I'm pretty sure that no matter what benchmarks we run, your implementation will 
be MUCH better than my current implementation.  If we put this in, which I am 
in favor of doing as soon as we can, I believe it should replace LFUCache.

Code simplicity alone probably makes it better than my improved implementation 
that isn't committed (SOLR-3393).

I wonder if it might be possible for Solr's cache implementations (including 
this one) to use the codahale metrics library (already in Solr) to record 
statistics about eviction time.  Evictions are the pain point for a cache 
implementation, and being able to compare results with different cache 
implementations would be awesome.


> Evaluate W-TinyLfu cache
> ------------------------
>
>                 Key: SOLR-8241
>                 URL: https://issues.apache.org/jira/browse/SOLR-8241
>             Project: Solr
>          Issue Type: Wish
>          Components: search
>            Reporter: Ben Manes
>            Priority: Minor
>         Attachments: SOLR-8241.patch
>
>
> SOLR-2906 introduced an LFU cache and in-progress SOLR-3393 makes it O(1). 
> The discussions seem to indicate that the higher hit rate (vs LRU) is offset 
> by the slower performance of the implementation.
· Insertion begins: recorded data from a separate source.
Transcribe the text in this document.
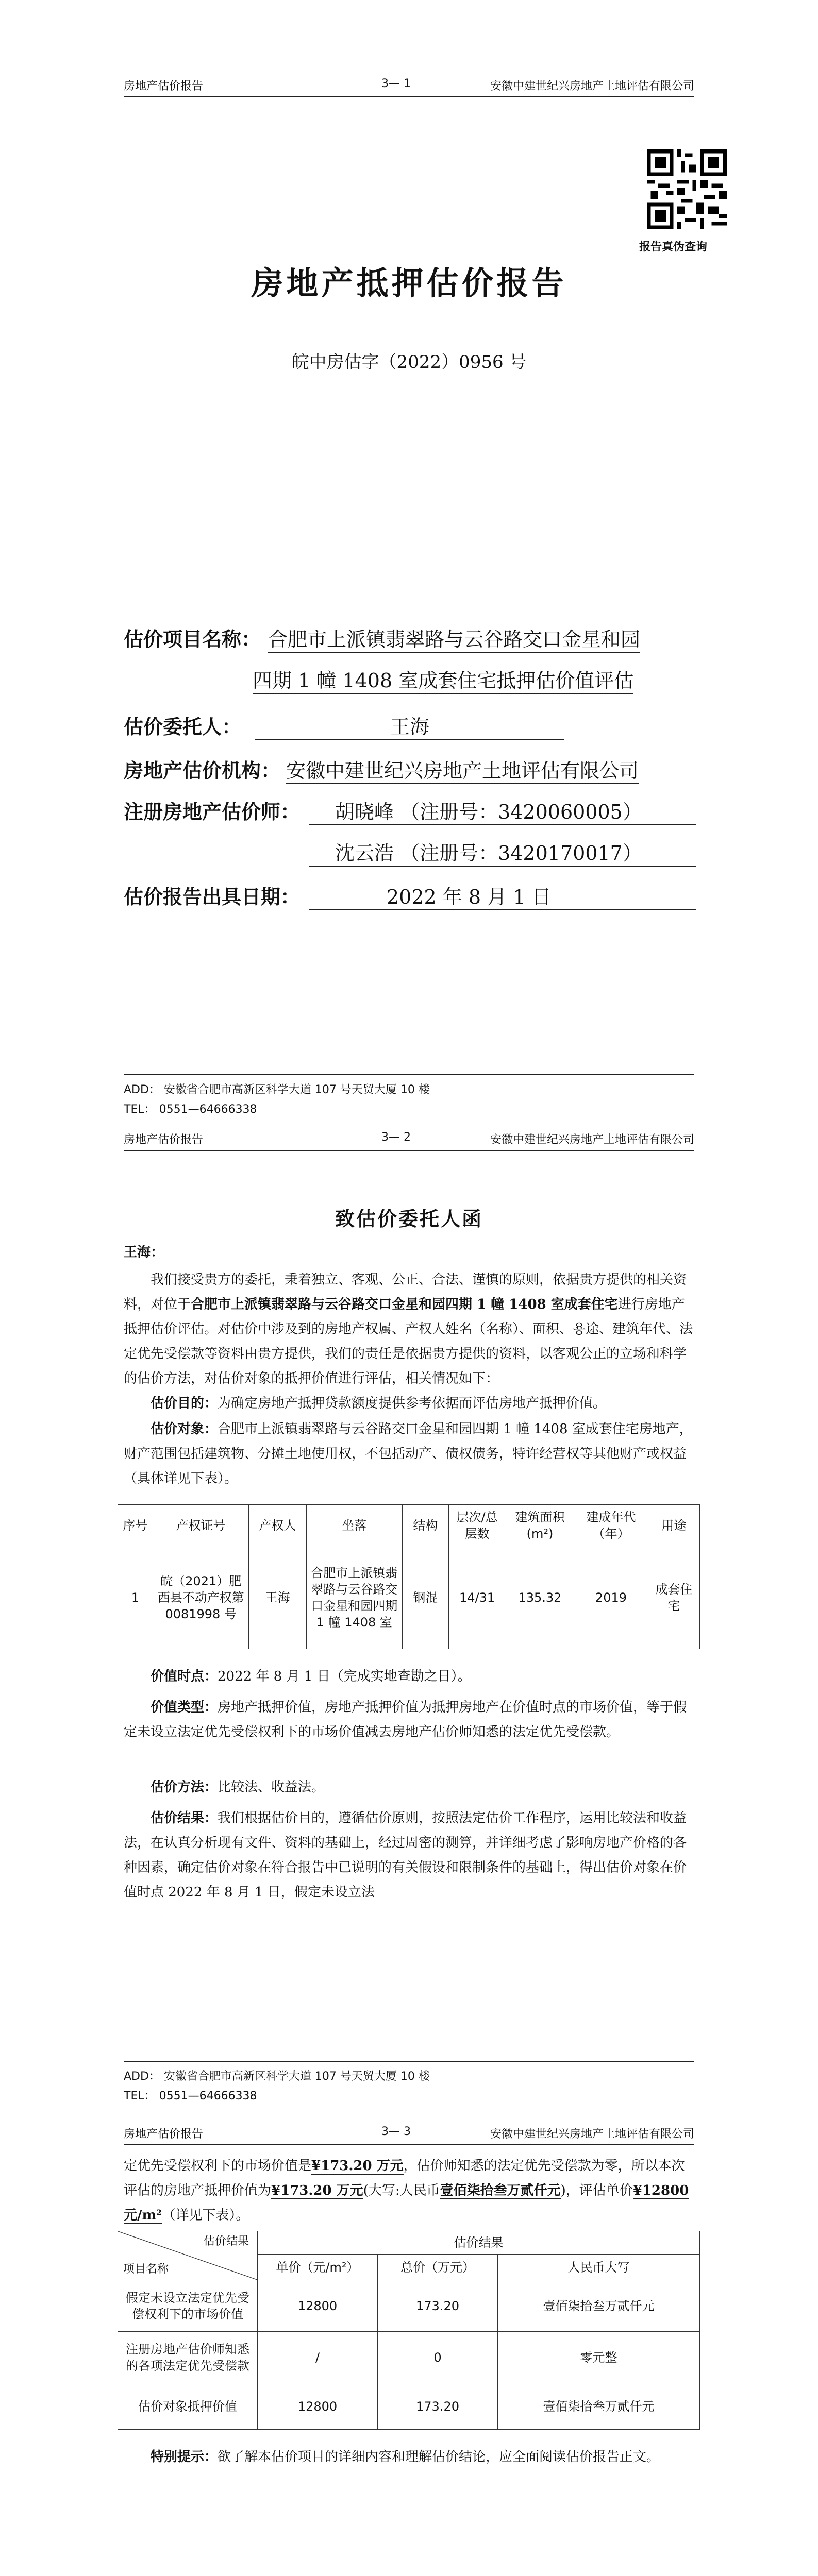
房地产估价报告	3— 1	安徽中建世纪兴房地产土地评估有限公司
报告真伪查询
房地产抵押估价报告
皖中房估字（2022）0956 号
估价项目名称： 合肥市上派镇翡翠路与云谷路交口金星和园
四期 1 幢 1408 室成套住宅抵押估价值评估
估价委托人：	王海
房地产估价机构： 安徽中建世纪兴房地产土地评估有限公司
注册房地产估价师：	胡晓峰 （注册号：3420060005）
沈云浩 （注册号：3420170017）
估价报告出具日期：	2022 年 8 月 1 日
ADD： 安徽省合肥市高新区科学大道 107 号天贸大厦 10 楼
TEL： 0551—64666338
房地产估价报告	3— 2	安徽中建世纪兴房地产土地评估有限公司
致估价委托人函
王海：

我们接受贵方的委托，秉着独立、客观、公正、合法、谨慎的原则，依据贵方提供的相关资料，对位于合肥市上派镇翡翠路与云谷路交口金星和园四期 1 幢 1408 室成套住宅进行房地产抵押估价评估。对估价中涉及到的房地产权属、产权人姓名（名称）、面积、용途、建筑年代、法定优先受偿款等资料由贵方提供，我们的责任是依据贵方提供的资料，以客观公正的立场和科学的估价方法，对估价对象的抵押价值进行评估，相关情况如下：

估价目的：为确定房地产抵押贷款额度提供参考依据而评估房地产抵押价值。

估价对象：合肥市上派镇翡翠路与云谷路交口金星和园四期 1 幢 1408 室成套住宅房地产，财产范围包括建筑物、分摊土地使用权，不包括动产、债权债务，特许经营权等其他财产或权益（具体详见下表）。

序号	产权证号	产权人	坐落	结构	层次/总层数	建筑面积(m²)	建成年代（年）	用途
1	皖（2021）肥西县不动产权第0081998 号	王海	合肥市上派镇翡翠路与云谷路交口金星和园四期 1 幢 1408 室	钢混	14/31	135.32	2019	成套住宅

价值时点：2022 年 8 月 1 日（完成实地查勘之日）。

价值类型：房地产抵押价值，房地产抵押价值为抵押房地产在价值时点的市场价值，等于假定未设立法定优先受偿权利下的市场价值减去房地产估价师知悉的法定优先受偿款。

估价方法：比较法、收益法。

估价结果：我们根据估价目的，遵循估价原则，按照法定估价工作程序，运用比较法和收益法，在认真分析现有文件、资料的基础上，经过周密的测算，并详细考虑了影响房地产价格的各种因素，确定估价对象在符合报告中已说明的有关假设和限制条件的基础上，得出估价对象在价值时点 2022 年 8 月 1 日，假定未设立法

ADD： 安徽省合肥市高新区科学大道 107 号天贸大厦 10 楼
TEL： 0551—64666338
房地产估价报告	3— 3	安徽中建世纪兴房地产土地评估有限公司

定优先受偿权利下的市场价值是¥173.20 万元，估价师知悉的法定优先受偿款为零，所以本次评估的房地产抵押价值为¥173.20 万元(大写:人民币壹佰柒拾叁万贰仟元)，评估单价¥12800 元/m²（详见下表）。

估价结果
项目名称	估价结果		
	单价（元/m²）	总价（万元）	人民币大写
假定未设立法定优先受偿权利下的市场价值	12800	173.20	壹佰柒拾叁万贰仟元
注册房地产估价师知悉的各项法定优先受偿款	/	0	零元整
估价对象抵押价值	12800	173.20	壹佰柒拾叁万贰仟元

特别提示：欲了解本估价项目的详细内容和理解估价结论，应全面阅读估价报告正文。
An original goal appeared to 
> be to introduce ARC, a patented algorithm that uses ghost entries to retain 
> history information.
> My analysis of Window TinyLfu indicates that it may be a better option. It 
> uses a frequency sketch to compactly estimate an entry's popularity. It uses 
> LRU to capture recency and operate in O(1) time. When using available 
> academic traces the policy provides a near optimal hit rate regardless of the 
> workload.
> I'm getting ready to release the policy in Caffeine, which Solr already has a 
> dependency on. But, the code is fairly straightforward and a port into Solr's 
> caches instead is a pragmatic alternative. More interesting is what the 
> impact would be in Solr's workloads and feedback on the policy's design.